Pakar HTN: Segera Bentuk Angket Freeport

Untuk membongkar pelanggaran HAM berat atas kedaulatan negara atau konstitusi, dan seluruh ‘penunggang gelap’ berkepentingan dalam kontrak karya.

Oleh:
RFQ
Bacaan 2 Menit
Pakar hukum tata negara, Irman Putra Sidin. Foto: sidinconstitution.co.id
Pakar hukum tata negara, Irman Putra Sidin. Foto: sidinconstitution.co.id
Kasus dugaan pencatutan permintaan saham ke PT Freeport Indonesia jelang perpanjangan kontrak karya cukup menyita perhatian publik. Bahkan, isu Freeport masuk ke ranah politik. Padahal, perhatian publik mestinya masuk dalam tahap dugaan pelanggaran berat atas kedaulatan negara atau konstitusi. Hal ini disampaikan pakar hukum tata negara, Irman Putra Sidin, dalam siaran pers, Senin (30/11).

“Oleh karenanya, isu Freeport ini segera diselamatkan melalui agenda konstitusional penggunaan hak angket DPR karena hal ini menyangkut keluhuran dan kehormatan perwakilan rakyat DPR serta masa depan daulat konstitusi kita,” ujarnya.

Masuknya perusahaan tambang sejak era orde baru dengan menggunakan rezim kontrak karya antara perusahaan dengan negara merupakan bentuk pelanggaran berat terhadap konstitusi. Soalnya, menyangkut dengan negara dalam kaitannya penguasaan bumi serta kekayaan alamnya sebagaimana tertuang dalam Pasal 33 UUD 1945.

Dikatakan Irman, konstitusi mengharamkan perusahaan tambang duduk sejajar dengan negara. Oleh sebab itu, revisi kebijakan nasional perlu segera dilakukan dari rezim kontrak menjadi rezim perizinan sebagaimana tertuang dalam UU No.4 Tahun 2009 tentang Pertambangan mineral dan batubara (Minerba).

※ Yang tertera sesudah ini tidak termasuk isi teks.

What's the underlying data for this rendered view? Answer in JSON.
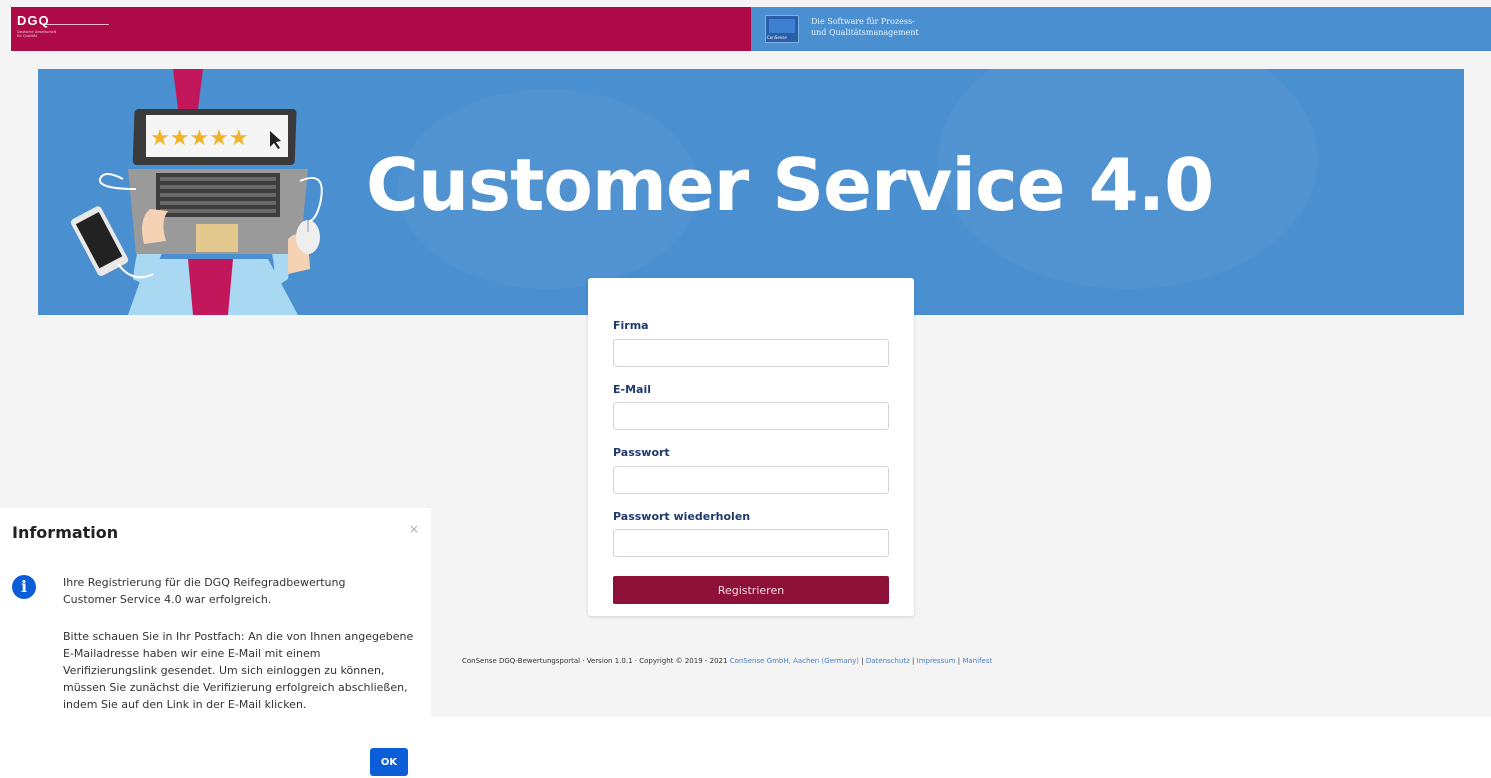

Kendati demikian, Irman mengakui UU Minerba belum menerapkan standar optimal penguasaan oleh negara sesuai konstitusi. Namun pastinya, negara masih menghargai kontrak karya yang ada sebelum terbitnya UU Minerba. Menurut Irman, pada akhirnya kontrak karya disesuaikan satu tahun sejak UU Minerba diberlakukan, kecuali penerimaan negara.

“Bisa diartikan bahwa renegoisasi perpanjangan kontrak dan tahun 2010, semua substansi kontrak karya yang menjadikan dasar keberlanjutan pengusahaan tersebut harus mendapatkan izin usaha dari Negara,” ujar pendiri Sidin Constitution Law Office itu.

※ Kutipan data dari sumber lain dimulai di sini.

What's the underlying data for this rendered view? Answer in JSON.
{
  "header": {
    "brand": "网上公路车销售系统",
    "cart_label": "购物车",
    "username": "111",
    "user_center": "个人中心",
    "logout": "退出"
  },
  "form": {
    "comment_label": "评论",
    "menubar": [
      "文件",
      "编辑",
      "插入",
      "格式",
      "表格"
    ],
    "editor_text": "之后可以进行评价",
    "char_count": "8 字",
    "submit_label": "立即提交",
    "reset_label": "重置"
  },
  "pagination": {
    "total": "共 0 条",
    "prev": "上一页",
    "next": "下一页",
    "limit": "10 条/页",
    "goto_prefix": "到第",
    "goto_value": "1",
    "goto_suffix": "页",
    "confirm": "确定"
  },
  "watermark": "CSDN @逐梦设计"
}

Anggota Komisi V  Ridwan Bae berpandangan, dalam rangka membongkar skandal dugaan pencatutan nama presiden atas permintaah saham Freeport perlu dibentuk Pansus. Langkah itu penting dalam rangka mengedepankan sisi objektifitas. Menurutnya, jika terjadi pelanggaran maka dapat diboyong ke ranah hukum.

“Produknya (Pansus) itu ditindaklanjuti oleh penegak hukum, bukan lagi dewan, pansus itu yang terobjektif dilakukan,” ujarnya.

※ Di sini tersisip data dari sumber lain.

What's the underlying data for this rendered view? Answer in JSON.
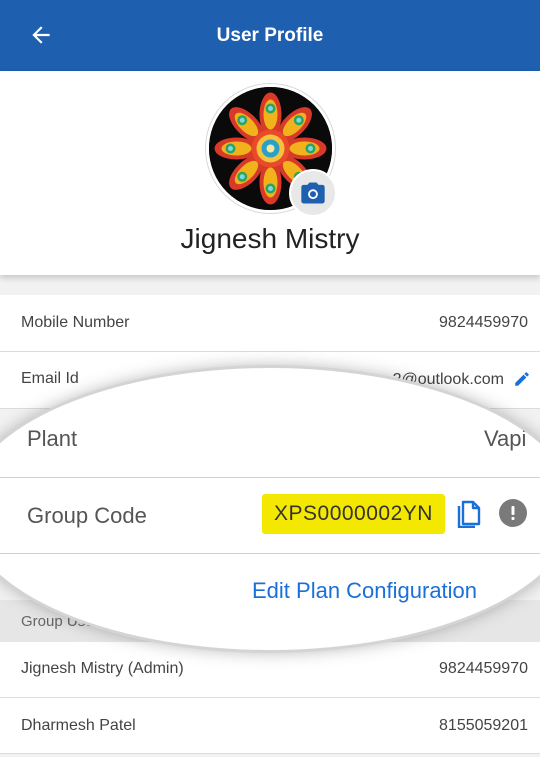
{
  "header": {
    "title": "User Profile",
    "back_icon": "arrow-left-icon",
    "color": "#1f5fb0"
  },
  "profile": {
    "name": "Jignesh Mistry",
    "camera_icon": "camera-icon"
  },
  "details": {
    "mobile": {
      "label": "Mobile Number",
      "value": "9824459970"
    },
    "email": {
      "label": "Email Id",
      "value": "2@outlook.com",
      "edit_icon": "pencil-icon"
    }
  },
  "zoom": {
    "plant": {
      "label": "Plant",
      "value": "Vapi"
    },
    "group_code": {
      "label": "Group Code",
      "value": "XPS0000002YN",
      "highlight": "#f5e800",
      "copy_icon": "copy-icon",
      "info_icon": "info-icon"
    },
    "edit_plan": "Edit Plan Configuration"
  },
  "group_users": {
    "header": "Group Users",
    "users": [
      {
        "name": "Jignesh Mistry (Admin)",
        "phone": "9824459970"
      },
      {
        "name": "Dharmesh Patel",
        "phone": "8155059201"
      }
    ]
  }
}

Dikatakan Ridwan, Freeport bertengger di tanah Nusantara menjadi biang persoalan. Menurutnya, dengan membentuk Pansus bakal terlihat gamblang semua persoalan yang terkait dengan Freeport. Menurutnya persoalan Freeport menyangkut berbagai sendi yang perlu dikupas secara menyeluruh. “Itu akan jauh lebih membuka semua,” imbuhnya.

Anggota Mahkamah Kehormatan Dewan (MKD) itu memastikan dengan membentuk Pansus Freeport, tak saja membuka tabir kasus yang menjerat Ketua DPR Setya Novanto, namun juga persoalan pembagian keuntungan penambangan emas di tanah Papua.

Politisi Partai Golkar itu berharap adanya rekomendasi untuk membentuk Pansus agar semua ‘pemain’ dalam skandal Freeport dapat terbongkar seluruhnya. Kasus yang menjerat Setya Novanto hanya bagian kecil yang mesti dibuktikan. Padahal masih banyak ‘penunggang gelap’ berkepentingan dalam kontrak karya Freeport dengan negara.

“Kita (ingin, red) membentuk Pansus ini menangkap apa yang menjadi keinginan rakyat Indonesia. Diperlukan keterbukaan, jangan ada yang tersembunyi, jangan cuma satu-satu. Artinya, semua ya dicurigai di dalamnya oleh rakyat, maka semuanya akan terbuka dalam Pansus. Jadi itu akan jauh lebih fair,” pungkasnya.